Bunda, bulan!

Bulan itu selalu misteri bagi Moura, berapa kali ia mencoba memahami kehadiran bulan. Namun, tak pernah secara pasti ia mampu menerangkan makna bulan pada seseorang. Dia akan kembali terguguh menikmati bulan, tak ada kata hanya senyap. Udara permainkan poninya. Membelai kulitnya dalam romansa canda. Sensasi itu selalu ia rasakan, tatkala ia melihat bulan bersinar terang di langit sana.

“Apa mungkin bulan itu mengerti perasaanku”pikirnya

Memang pernah terpikirkan hal itu olehnya. Bulan begitu memahaminya. Ketika gelap malam mulai menyapa, bulan hadir sebagai cahaya. Melibas bumi dalam indah cahayanya. Semua akan terpana, itu pasti.

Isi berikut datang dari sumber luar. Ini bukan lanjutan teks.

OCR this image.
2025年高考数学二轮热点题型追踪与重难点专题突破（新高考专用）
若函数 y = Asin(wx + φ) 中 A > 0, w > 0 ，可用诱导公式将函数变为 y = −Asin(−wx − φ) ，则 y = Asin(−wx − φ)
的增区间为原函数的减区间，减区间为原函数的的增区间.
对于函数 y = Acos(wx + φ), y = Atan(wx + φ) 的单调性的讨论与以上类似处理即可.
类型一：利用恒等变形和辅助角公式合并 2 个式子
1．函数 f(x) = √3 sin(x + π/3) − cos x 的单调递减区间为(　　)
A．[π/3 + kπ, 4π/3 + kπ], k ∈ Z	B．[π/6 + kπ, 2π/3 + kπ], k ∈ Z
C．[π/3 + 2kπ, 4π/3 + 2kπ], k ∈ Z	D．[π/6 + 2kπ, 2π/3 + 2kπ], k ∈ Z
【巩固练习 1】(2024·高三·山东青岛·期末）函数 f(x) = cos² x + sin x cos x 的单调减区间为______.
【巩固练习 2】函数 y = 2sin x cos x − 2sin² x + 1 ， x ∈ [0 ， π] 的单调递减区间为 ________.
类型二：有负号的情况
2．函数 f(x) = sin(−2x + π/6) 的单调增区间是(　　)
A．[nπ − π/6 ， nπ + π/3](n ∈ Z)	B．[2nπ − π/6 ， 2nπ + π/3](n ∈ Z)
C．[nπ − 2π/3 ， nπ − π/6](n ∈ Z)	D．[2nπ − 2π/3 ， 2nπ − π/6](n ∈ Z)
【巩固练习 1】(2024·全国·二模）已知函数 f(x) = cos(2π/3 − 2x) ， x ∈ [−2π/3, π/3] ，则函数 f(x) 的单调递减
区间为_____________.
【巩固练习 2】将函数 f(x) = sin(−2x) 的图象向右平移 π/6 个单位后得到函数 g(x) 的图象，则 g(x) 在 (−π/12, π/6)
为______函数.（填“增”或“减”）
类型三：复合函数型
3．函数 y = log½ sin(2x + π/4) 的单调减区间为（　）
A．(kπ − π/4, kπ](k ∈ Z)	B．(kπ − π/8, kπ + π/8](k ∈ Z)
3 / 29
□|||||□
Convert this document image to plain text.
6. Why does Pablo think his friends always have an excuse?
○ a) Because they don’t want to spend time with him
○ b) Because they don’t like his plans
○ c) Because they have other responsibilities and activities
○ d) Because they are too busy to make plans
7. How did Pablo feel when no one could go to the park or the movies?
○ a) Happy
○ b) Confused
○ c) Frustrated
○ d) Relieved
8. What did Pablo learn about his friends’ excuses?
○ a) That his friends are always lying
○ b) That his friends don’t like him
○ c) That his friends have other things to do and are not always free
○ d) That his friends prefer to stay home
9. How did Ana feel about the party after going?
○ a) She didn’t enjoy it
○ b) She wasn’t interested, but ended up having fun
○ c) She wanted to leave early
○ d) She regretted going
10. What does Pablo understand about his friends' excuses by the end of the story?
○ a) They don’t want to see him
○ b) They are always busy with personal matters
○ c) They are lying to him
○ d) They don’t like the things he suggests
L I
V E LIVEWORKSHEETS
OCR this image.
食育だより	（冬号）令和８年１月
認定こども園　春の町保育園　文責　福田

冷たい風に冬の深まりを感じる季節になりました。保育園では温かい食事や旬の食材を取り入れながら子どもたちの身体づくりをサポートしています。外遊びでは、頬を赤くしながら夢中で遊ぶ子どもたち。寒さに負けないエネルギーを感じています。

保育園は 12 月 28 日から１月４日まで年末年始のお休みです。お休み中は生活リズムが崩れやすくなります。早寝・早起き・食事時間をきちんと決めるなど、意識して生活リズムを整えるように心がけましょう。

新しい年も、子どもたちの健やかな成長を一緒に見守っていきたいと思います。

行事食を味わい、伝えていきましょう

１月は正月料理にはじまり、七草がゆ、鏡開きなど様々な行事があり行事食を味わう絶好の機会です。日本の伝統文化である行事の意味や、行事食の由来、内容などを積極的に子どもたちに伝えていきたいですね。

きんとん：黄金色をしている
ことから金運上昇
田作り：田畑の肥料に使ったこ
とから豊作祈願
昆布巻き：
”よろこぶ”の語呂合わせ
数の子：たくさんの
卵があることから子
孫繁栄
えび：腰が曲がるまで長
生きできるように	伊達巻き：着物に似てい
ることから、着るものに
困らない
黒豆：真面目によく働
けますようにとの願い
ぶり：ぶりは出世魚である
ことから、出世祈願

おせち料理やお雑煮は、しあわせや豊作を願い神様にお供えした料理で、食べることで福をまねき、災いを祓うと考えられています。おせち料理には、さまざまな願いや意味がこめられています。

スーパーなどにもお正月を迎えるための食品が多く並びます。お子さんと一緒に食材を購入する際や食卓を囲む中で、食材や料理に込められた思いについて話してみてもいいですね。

Terlebih, Moura merasa keterikatan dirinya dengan bulan. Bulan begitu mencurahkan kasihnya pada Moura. Ketika semua orang tak menolehnya, bulan akan menggapainya dalam damai. Seperti malam itu, ketika Ayahnya, boleh jadi bukan Ayahnya, menyiksanya lagi, entah untuk ke berapa kalinya. Melumuri punggungnya dengan pukulan cambuk, menghasilkan garis-garis panjang seperti habis kerokan. Ia tidak akan meronta, walau mampu. Baginya hukuman Ayah adalah rutinitas yang akan dijalaninya, walau sakit, ia telah terbiasa dengan semua itu.

Pertama kali Ayah lakukan pencambukan sebagai hukuman ia pernah meronta, memohon Ayah menghentikannya. Namun, Ayah tak pernah mendengarkan malah semakin menjadi mencambuknya. Sejak itu, Moura tahu, ketika Ayah mencambuknya hanya ada satu hal yang bisa dilakukannya, menerimanya. Hanya itu, tidak lebih.

Moura pernah menyesali semua, mengapa ia harus memiliki Ayah seorang yang bengis seperti Ayahnya. Kesalahan sekecil apapun, akan tetap melahirkan hukuman, seperti ketika ia lupa meletakkan buku pada tempat yang tepat. Ayah akan mencambuknya. Seakan Ayah tidak akan tenang jika tidak mencambuknya dalam sehari.

Tubuh ringkihnya, memang pastas ringkih karena tidak pernah mendapatkan asupan gizi yang tepat. Makanannya hanya makanan sisa, itu pun jika Ayah bersedia memberikan padanya. Ia terima semua dalam doa yang tak putus. Mengapa Ayah begitu kejam padanya, seakan ia bukan anak dari lelaki itu, atau mungkin ia memang bukan anak Ayah”sebersit prasangka itu pernah menyapanya.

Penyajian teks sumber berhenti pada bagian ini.